Gaza's Newborns Are Paying a Price the Bombs Didn't Cause Directly
- Cases of congenital anomalies in Gaza doubled in 2025 compared with 2022, while the rate of stillbirths surged by 140 percent over the same period, according to Gaza's Ministry of Health.
- Last year alone, there were 457 neonatal deaths—a 50 percent increase from pre-war levels—with doctors attributing the surge to widespread hunger, contaminated water, severe overcrowding, collapsing healthcare, and ongoing exposure to the effects of Israeli air attacks.
- At Nasser Hospital's neonatal unit, doctors report treating infants born with holes in the heart, hydrocephalus, and multiple physical deformities—conditions they describe as linked to the harsh conditions of pregnancy during wartime, not genetic factors.
The bigger picture: Gaza's health system now operates at less than 30 percent capacity, with 55 percent of essential medicines fully out of stock, meaning many of these affected newborns cannot receive the treatment their conditions require.
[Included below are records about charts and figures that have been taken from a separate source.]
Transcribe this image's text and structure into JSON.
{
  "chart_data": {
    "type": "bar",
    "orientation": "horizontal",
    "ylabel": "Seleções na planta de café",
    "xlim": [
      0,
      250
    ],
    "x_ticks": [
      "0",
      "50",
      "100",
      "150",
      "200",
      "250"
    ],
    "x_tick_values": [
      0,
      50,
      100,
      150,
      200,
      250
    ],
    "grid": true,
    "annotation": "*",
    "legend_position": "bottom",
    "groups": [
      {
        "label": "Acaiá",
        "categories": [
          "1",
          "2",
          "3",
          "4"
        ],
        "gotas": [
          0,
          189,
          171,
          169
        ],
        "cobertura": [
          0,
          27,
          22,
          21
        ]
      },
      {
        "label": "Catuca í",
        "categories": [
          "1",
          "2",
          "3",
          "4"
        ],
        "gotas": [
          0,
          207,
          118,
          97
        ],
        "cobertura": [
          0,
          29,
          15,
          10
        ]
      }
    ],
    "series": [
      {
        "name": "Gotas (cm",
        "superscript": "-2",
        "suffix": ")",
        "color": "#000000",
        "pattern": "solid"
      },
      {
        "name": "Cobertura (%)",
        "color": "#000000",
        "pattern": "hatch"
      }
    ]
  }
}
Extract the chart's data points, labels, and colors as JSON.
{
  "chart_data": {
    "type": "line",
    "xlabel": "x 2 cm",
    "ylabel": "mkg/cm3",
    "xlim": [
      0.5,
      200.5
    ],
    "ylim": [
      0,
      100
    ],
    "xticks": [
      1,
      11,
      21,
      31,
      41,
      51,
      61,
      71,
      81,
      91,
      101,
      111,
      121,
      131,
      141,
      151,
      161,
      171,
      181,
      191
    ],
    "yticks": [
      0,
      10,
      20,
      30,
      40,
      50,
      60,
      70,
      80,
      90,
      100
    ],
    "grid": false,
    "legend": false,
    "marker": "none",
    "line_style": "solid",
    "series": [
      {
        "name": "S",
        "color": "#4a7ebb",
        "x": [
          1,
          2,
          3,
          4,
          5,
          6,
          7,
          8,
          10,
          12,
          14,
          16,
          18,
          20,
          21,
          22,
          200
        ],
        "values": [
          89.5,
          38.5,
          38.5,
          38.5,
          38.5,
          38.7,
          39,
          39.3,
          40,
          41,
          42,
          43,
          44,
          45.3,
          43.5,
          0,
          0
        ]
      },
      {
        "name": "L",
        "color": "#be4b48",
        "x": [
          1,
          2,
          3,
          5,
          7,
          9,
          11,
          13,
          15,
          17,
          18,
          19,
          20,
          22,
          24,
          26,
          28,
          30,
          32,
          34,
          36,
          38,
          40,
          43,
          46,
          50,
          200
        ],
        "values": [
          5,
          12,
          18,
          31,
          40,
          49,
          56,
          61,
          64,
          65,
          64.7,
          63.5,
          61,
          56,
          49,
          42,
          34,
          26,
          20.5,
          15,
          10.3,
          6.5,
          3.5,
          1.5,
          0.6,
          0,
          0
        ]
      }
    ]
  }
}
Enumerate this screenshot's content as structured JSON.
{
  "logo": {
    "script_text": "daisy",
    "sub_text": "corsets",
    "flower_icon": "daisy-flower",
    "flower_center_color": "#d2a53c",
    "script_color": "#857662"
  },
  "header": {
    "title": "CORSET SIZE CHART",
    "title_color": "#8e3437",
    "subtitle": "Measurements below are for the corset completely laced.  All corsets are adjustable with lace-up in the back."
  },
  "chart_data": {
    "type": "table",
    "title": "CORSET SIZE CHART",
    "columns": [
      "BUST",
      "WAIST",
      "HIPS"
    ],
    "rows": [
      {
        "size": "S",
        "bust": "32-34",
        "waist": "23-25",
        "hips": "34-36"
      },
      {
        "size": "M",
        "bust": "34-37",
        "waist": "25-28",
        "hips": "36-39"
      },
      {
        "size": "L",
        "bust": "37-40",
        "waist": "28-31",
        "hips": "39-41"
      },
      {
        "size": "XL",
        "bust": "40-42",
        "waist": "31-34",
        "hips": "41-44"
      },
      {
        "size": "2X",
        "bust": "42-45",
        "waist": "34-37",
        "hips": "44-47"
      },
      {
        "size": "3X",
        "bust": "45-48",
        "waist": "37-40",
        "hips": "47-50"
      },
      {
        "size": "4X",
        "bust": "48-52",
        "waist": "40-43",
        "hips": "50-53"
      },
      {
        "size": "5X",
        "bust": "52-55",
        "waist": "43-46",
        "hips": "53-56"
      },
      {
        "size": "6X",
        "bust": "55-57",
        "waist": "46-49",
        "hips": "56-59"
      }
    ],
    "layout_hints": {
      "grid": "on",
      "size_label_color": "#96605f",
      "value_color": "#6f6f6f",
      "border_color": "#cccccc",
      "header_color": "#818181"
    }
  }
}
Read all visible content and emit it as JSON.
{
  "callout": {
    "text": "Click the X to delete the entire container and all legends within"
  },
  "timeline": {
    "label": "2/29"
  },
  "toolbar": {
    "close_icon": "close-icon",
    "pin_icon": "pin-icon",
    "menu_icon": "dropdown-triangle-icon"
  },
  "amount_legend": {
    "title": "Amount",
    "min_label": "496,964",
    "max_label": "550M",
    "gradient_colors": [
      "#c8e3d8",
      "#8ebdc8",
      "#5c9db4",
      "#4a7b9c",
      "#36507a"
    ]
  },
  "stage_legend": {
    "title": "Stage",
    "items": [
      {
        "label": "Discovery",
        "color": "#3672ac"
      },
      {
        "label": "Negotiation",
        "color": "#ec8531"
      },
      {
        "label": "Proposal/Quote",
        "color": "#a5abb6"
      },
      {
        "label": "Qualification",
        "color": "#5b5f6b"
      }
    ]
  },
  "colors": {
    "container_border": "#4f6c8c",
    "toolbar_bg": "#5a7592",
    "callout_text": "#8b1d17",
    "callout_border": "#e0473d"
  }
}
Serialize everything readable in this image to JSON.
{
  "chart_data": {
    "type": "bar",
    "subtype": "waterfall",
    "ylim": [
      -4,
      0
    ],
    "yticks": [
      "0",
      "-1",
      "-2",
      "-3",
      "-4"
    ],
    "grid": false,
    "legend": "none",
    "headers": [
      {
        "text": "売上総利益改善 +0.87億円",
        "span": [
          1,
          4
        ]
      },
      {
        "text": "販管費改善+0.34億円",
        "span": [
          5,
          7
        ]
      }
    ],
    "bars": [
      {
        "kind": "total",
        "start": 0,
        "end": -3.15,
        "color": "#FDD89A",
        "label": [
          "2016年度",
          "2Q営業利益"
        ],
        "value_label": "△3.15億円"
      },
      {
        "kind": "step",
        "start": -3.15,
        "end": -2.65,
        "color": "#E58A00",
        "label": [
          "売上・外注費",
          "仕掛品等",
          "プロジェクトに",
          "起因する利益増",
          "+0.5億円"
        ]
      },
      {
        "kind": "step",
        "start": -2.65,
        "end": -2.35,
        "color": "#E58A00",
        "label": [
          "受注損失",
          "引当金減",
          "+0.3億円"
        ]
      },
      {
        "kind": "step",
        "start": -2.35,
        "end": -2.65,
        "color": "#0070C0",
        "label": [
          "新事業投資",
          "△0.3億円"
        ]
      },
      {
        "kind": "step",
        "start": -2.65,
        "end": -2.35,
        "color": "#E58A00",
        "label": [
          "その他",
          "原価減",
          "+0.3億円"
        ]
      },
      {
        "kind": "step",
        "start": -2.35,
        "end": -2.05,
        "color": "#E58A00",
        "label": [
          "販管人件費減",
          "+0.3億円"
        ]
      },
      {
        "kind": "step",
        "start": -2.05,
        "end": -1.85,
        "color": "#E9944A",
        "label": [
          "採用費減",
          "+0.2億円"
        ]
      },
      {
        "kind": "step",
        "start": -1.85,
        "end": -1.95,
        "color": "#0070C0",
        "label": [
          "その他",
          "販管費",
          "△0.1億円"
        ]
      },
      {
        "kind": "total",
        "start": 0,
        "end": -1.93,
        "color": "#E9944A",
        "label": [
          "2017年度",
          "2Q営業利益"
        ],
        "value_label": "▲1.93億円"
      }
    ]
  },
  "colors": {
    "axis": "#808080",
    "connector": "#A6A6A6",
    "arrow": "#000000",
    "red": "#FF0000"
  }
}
Chinese Solar Exports Smash Records as Oil Crisis Reshapes Global Energy
- Chinese solar exports reached 68 gigawatts in March 2026—equivalent to Spain's entire solar capacity—surpassing the previous record set in August 2025 by 49 percent, according to energy think tank Ember.
- At least 50 nations set all-time records for Chinese solar imports in March, with Africa seeing a 176 percent surge from February levels and Asia doubling to roughly 39 GW—both all-time records driven by the energy crisis sparked by the US-Israeli war on Iran.
- China's battery exports also rose 44 percent from February to reach $10 billion in March, as countries rushed to store solar electricity; India's solar imports rose 141 percent, Nigeria's 519 percent, and Ethiopia's 391 percent in a single month.
Zooming out: Ember's analysis found that record solar growth in 2025 was already sufficient to displace gas-fired electricity equivalent to all liquefied natural gas exports through the Strait of Hormuz last year—meaning the clean energy transition is now moving faster than the crisis that's accelerating it.
GHER HEK
- Your Lebanese cookbook shelf: Lebanon Traveler rounded up the definitive guide to Lebanese cookbooks, from Anissa Helou's In Lebanon with over 160 home-cooking recipes, to Michelin-starred chef Alan Geaam's 80-recipe street food journey—proof that Lebanese cuisine is as much memory and identity as it is meze.
- Rookie breaks Magic's record: Philadelphia 76ers rookie VJ Edgecombe dropped 30 points and 10 rebounds in Game 2 against the Celtics—the first rookie to do that since Tim Duncan in 1998, and now the youngest player with such a postseason performance, surpassing Magic Johnson himself.
- Texas doctor, AUB grad: The Khayrallah Center for Lebanese Diaspora Studies has published the Nassour Family Papers online—the remarkable story of Herbert Nassour, a Texas-born Lebanese American who was rejected by two medical schools for being non-white, attended AUB in 1937, and became a celebrated surgeon and community doctor.
- Prada's back, darling: The Devil Wears Prada 2 premiered in London this week with the full original cast—Meryl Streep, Anne Hathaway, Emily Blunt, and Stanley Tucci—all reprising their iconic roles, with Emily Blunt calling her return "effortless, like a comfortable pair of old slippers."
Thanks for reading—see you tomorrow.